In each case, and in Even in his Youth, the child’s negative feelings about himself leads within the lyrics to a line holding destruction as the son’s ultimate destiny. The end result of the father’s presence in each song is that the son has no alternative fate other than the release of death. Placing Frances Bean Cobain in a rendition of Rape Me wasn’t just about being ghoulish; it was symbolic of the relationship between a father and their child. It was a statement of Kurt’s fear of what bad things he had willed to his baby made by placing his child inside a song originally about being raped by his father.
These are the ghosts within Rape Me. The first is Kurt Cobain the enraged husband railing against the media. The second is Kurt Cobain, the shameful and un-masculine son. The third is his father, the source of Kurt’s feelings of inadequacy. The fourth is Kurt Cobain, the fearful parent unsure of his influence on the child. Emphasize this by rereading his suicide note and the context in which he refers to the potential for his child to follow him and to become him.
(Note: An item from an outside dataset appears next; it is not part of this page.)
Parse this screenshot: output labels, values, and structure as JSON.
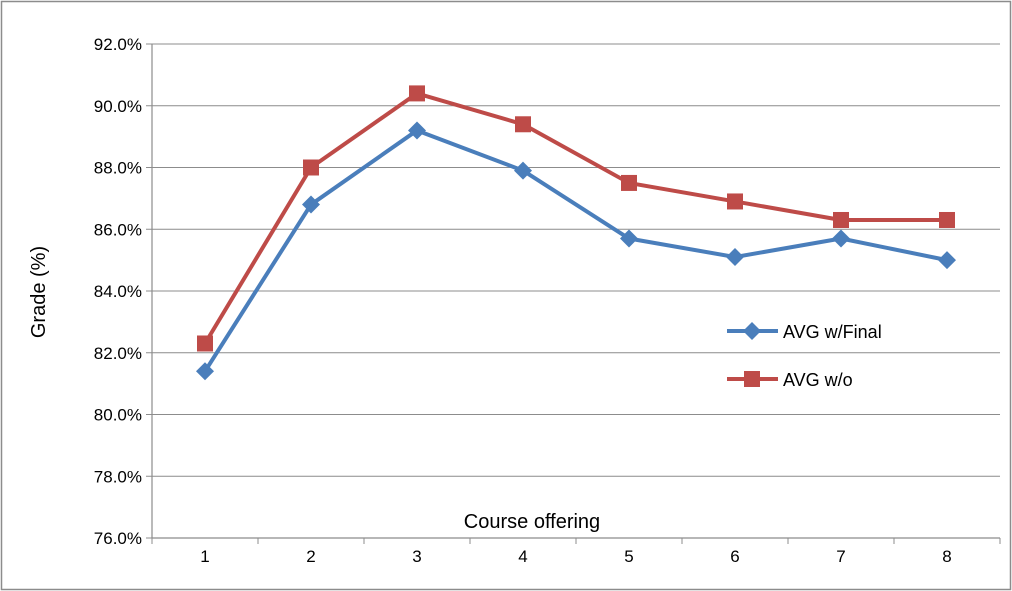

Thank you. Now, if someone could pass me a torch? I just crawled up my own ass and it’d take a lot of work to clamber back out of here in the dark.
Has it occurred to you that Kurt probably was actually raped by a male relative as a child ? It seems to me he was dropping hints of it everywhere, and like there were apparently child molesters in his family tree. Did his uncle Burle kill himself when he was about to be charged with molestation?
The fact that Kurt focused on rape in so many of his narratives and that he usually identified with or took the position of the victim of rape in these narratives. Also, some of the psychological problems he experienced in his life, like his nightmares. Tracy Marander recently said that Kurt had intense nightmares about members of his family trying to kill him. Seems very telling.
And I know Kurt never said he was actually raped, but of course, he most likely wouldn’t. Most victims of childhood sexual abuse never tell anyone, and they probably would be even less likely to in Kurt’s time.
I just wanted to add that gastrointestinal disorders are common amongst survivors of childhood sexual abuse. Just something to think about.